Os jovens de hoje têm Elon Musk.

Quando o CEO da Tesla Motors e da SpaceX falou sobre sua extravagante ideia de uma cápsula estilo Star Trek que transporta os passageiros em um colchão de ar a 1.120 quilômetros por hora, tudo parecia pura fantasia. Bem, adivinhem? Muitas pessoas – vários deles jovens estudantes de engenharia – levaram isso a sério.

Mais de 1.000 deles estão se reunindo neste fim de semana na Texas A&M University, em College Station, no Texas, onde a SpaceX está patrocinando o primeiro Concurso de Cápsula Hyperloop, com duração de dois dias, que promete ser a feira de ciências mais excêntrica e incomum do mundo.

“Há um monte de ideias loucas por aí, mas quando elas estão associadas com alguém como Elon Musk, parecem algo mais sério”, diz Anshuman Kumar, 22 anos, líder da equipe Hyperloop na Universidade Carnegie Mellon, em Pittsburgh, e um dos 20 estudantes da universidade que viajam ao Texas neste fim de semana. “Todo mundo quer estar associado com o movimento Hyperloop. É uma oportunidade única”.

Chegando de 20 países, cerca de 120 equipes de universitários e três de escolas de ensino médio irão ao vasto campus no Texas para apresentar seus projetos.

Eles sairão do Instituto de Tecnologia e Ciência Birla, da Índia, da Universidade do Cairo, do Egito, da Universidade de Tecnologia Delft, da Holanda, e do Imperial College, de Londres, para citar alguns exemplos. O secretário de Transportes dos EUA, Anthony Foxx, fará o discurso de abertura.

Manifesto

O frenesi começou com o Hyperloop Alpha, de Musk, seu manifesto de 57 páginas lançado em 2013. Musk, de 44 anos, ficou acordado toda uma noite para terminar o documento, que idealiza uma cápsula que flutua sobre um colchão de ar e vai de São Francisco a Los Angeles em 30 minutos. Musk é o primeiro a admitir que a façanha não será uma tarefa fácil.

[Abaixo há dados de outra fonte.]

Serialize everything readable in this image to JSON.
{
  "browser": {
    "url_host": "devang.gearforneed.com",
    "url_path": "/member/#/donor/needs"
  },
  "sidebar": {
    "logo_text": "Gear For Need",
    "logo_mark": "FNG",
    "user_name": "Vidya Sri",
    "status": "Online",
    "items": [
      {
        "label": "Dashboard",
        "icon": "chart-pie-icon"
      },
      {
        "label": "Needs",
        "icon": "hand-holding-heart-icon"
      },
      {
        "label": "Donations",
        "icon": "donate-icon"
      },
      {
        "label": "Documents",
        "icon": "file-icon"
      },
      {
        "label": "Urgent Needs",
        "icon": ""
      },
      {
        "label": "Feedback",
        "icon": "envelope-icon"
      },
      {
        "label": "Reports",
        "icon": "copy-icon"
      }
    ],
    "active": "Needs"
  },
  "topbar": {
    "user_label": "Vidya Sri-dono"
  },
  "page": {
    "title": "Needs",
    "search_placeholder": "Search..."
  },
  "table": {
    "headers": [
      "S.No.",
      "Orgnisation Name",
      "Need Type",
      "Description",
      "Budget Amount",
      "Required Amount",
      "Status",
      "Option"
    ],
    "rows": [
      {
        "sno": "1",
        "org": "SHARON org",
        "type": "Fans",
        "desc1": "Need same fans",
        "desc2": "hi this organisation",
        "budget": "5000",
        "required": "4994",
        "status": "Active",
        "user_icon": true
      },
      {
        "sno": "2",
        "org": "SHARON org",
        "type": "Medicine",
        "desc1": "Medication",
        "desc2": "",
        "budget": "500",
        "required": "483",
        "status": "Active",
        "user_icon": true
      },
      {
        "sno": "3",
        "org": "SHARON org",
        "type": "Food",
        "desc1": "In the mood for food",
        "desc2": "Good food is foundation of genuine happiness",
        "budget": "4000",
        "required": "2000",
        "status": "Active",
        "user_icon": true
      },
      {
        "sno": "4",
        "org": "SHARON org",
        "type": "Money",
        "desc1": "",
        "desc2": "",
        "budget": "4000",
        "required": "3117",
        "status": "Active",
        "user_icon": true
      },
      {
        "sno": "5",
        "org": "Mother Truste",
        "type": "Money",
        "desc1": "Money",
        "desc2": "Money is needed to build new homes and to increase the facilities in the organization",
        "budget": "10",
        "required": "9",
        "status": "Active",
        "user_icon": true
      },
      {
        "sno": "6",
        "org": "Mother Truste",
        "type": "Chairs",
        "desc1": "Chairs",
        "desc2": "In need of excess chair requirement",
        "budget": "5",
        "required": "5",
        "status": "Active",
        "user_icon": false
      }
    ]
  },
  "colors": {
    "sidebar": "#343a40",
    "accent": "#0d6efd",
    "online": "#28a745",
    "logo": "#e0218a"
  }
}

“A menos que o teletransporte real seja descoberto, o que seria, evidentemente, impressionante (alguém, por favor, faça isso), a única opção para viagens ultrarrápidas é a construção de um tubo sobre o solo ou abaixo dele que contenha um ambiente especial”, escreveu Musk. “É aí que as coisas se complicam”.

Depois que o documento foi divulgado, o número de pessoas que seguem Musk no Twitter disparou. Pelo menos duas startups estão tentando comercializar a ideia por conta própria.

Mas, em junho passado, quando a própria SpaceX anunciou uma competição para construir uma cápsula, a ideia pegou fogo. Em uma semana, a empresa recebeu 700 inscrições; o total final foi de 1.751, e 123 chegaram ao concurso deste fim de semana.

“É raro ter a oportunidade de projetar algo, pela primeira vez, a partir do zero”, disse Liam Richardson, 19, estudante de engenharia aeroespacial da Universidade Estadual Politécnica da Califórnia, em Pomona, que passou a maior parte das férias de inverno conversando com seus companheiros de equipe por Skype sobre especificações de design. “Muitas coisas sobre o Hyperloop ainda são desconhecidas, e não há nenhuma referência de onde partir, além do documento do Elon”.

Equipes

Cada equipe chegará à feira com sua própria interpretação da ideia de Musk. Estudantes da Universidade de Stanford, por exemplo, estão optando por um sistema de levitação magnética passiva, ou maglev, diz Kendall Fagan, 21, estudante em engenharia mecânica da faculdade californiana.

“O transporte se tornou muito empolgante agora por causa dos carros autônomos”, disse ele. “Mas o Hyperloop é a ideia mais arrojada em termos de transporte. Parte da empolgação é que isso nunca foi feito antes. Será mesmo possível? Existem diferentes escolas de pensamento em relação a como a levitação vai funcionar”.

Embora a competição da SpaceX esteja voltada para estudantes universitários, algumas equipes do ensino médio conseguiram ser aprovadas. Seis estudantes da St. John’s, um colégio particular de Houston, se chamaram “HyperLift”. Os pais vão levá-los ao evento.